Konu olarak da anlatım olarak da çok çarpıcı bir metin olan Çevirmen’e biraz daha yakından bakmaya çalışacağım ben bu yazıda.

Çevirmen’in Yapısı

Çevirmen, ilginç bir başlangıca sahip: “Bu özelliğimi ilk kez, çocukken fark ettim.” cümlesiyle başlıyor. Ama bu giriş cümlesi gerçekte tuhaftır, çünkü böyle bir cümle için, ya hemen öncesinde bir özellikten söz edilmiş olması gerekir ya da hemen sonrasında bu özelliğin açıklanması gerekir. Oysa yazar bu cümleyi söylüyor ve onu öylece bırakıp belleğinde yer etmiş çocukluk anısının anlatımına geçiyor. Yazar, başlangıç için bu cümleyi niye seçmiş olabilir? Bu cümle olmadıkça metin uzunca bir süre ‘öyküsel anı’ anlatımı olarak devam edeceği ve bu durum da onu yazmak istediği yazı türünden -deneme- uzaklaştıracağı için cevabını verebiliriz bu soruya. Hatta sonradan eklenmiş gibi durmaktadır. Belki de gerçekten öykü yazmak için başladığı metin daha sonra denemeye evrilmiştir. Öte yandan, böyle bir başlangıcın yazara avantaj yaratmış olabileceğini de düşünebiliriz, “bu özelliğimi” diyerek hem o özelliğin ne olacağı konusunda okuyucunun merakını diri tutmakta hem de okuyucuyu birazdan anlatmaya başlayacağı olayın daha sonra kendisinin bir kişilik özelliğine bağlanacağı konusunda uyarmaktadır. Daha sonra olayın anlatımına girişmekte ve anlatacağı olayı bitirinceye kadar bir daha görünmemektedir yazarın kendisi. Çünkü olay anlatımı boyunca muhatabımız artık yazar değil yazarın çocukluğu diyebileceğimiz bir anlatıcıdır.

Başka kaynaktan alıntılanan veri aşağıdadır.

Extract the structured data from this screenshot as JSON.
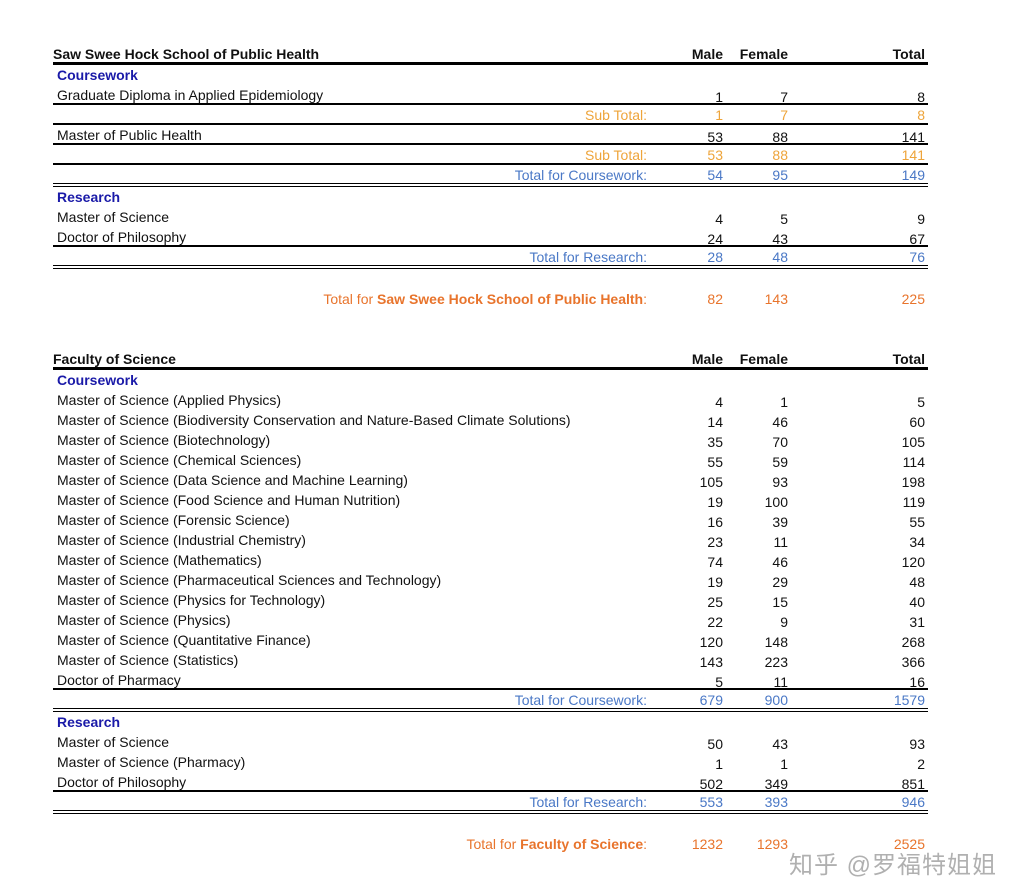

O halde muhatabımızı şöyle gösterebiliriz:

1. cümle > Yazar
2. cümle > Olay anlatımının olduğu bölüm 1. tekil anlatıcı (yazarın çocukluğu)
3. cümle > Olay anlatımının sona erişinden sonrası Yazar

İlk cümleden sonra başlayan anı aktarımı boyunca anlatıcı, yazarın kendi çocuk hali. Bunu tercih etmesi metne ayrıca bir gerçeklik duygusu katıyor ve okuyucuların olayı o an yaşanıyormuş duygusuyla takip etmesini sağlıyor. Cümlelerde konuşma dilinin doğallığından çok edebi dilin mesafesi hissediliyor. Bu da bize, her ne kadar olayları anlatan ve cümleleri kuran ‘çocuk anlatıcı’ olsa da yakından bakıldığında metinde “çocuk dili” değil “yetişkin dili” kullanıldığını düşündürüyor (Vüsat O. Bener’in Havva’sı hariç çocuk anlatıcı kullanılan hemen hemen tüm metinlerde var zaten bu durum). Yazar sanki çocukluğuna gidip kendi çocukluğunun içine girmiş ve oradan konuşmakta gibidir. Örneğin metnin girişinde yer alan ve serçeleri anlattığı “İçlerinden bir bölüğü, iplere ve dallara çarparak kalkıyor, yüksek avlu duvarının ortasındaki bir deliğe doğru uçuyor, delik çevresinde bir süre çırpındıktan sonra yeniden ağaca konuyordu.” cümlesi, bir çocuğun muhayyilesinden ve dilinden çok bir yetişkine uygundur. Metnin başından itibaren saptanabilen bu durum özellikle “Gökyüzü, ikindi güneşiyle aydınlık, avlu gölgeliydi. Küçük kuşların ölümü için epeyce elverişli bir saat.” cümlelerine gelindiğinde açıkça anlaşılıyor. Çünkü bu iki cümleden ilkinde basit bir betimleme yapılırken ardından gelen ikinci cümle, içinde taşıdığı sertlik ve ironi göz önüne alınınca ancak bir yetişkinin kurabileceği bir cümledir.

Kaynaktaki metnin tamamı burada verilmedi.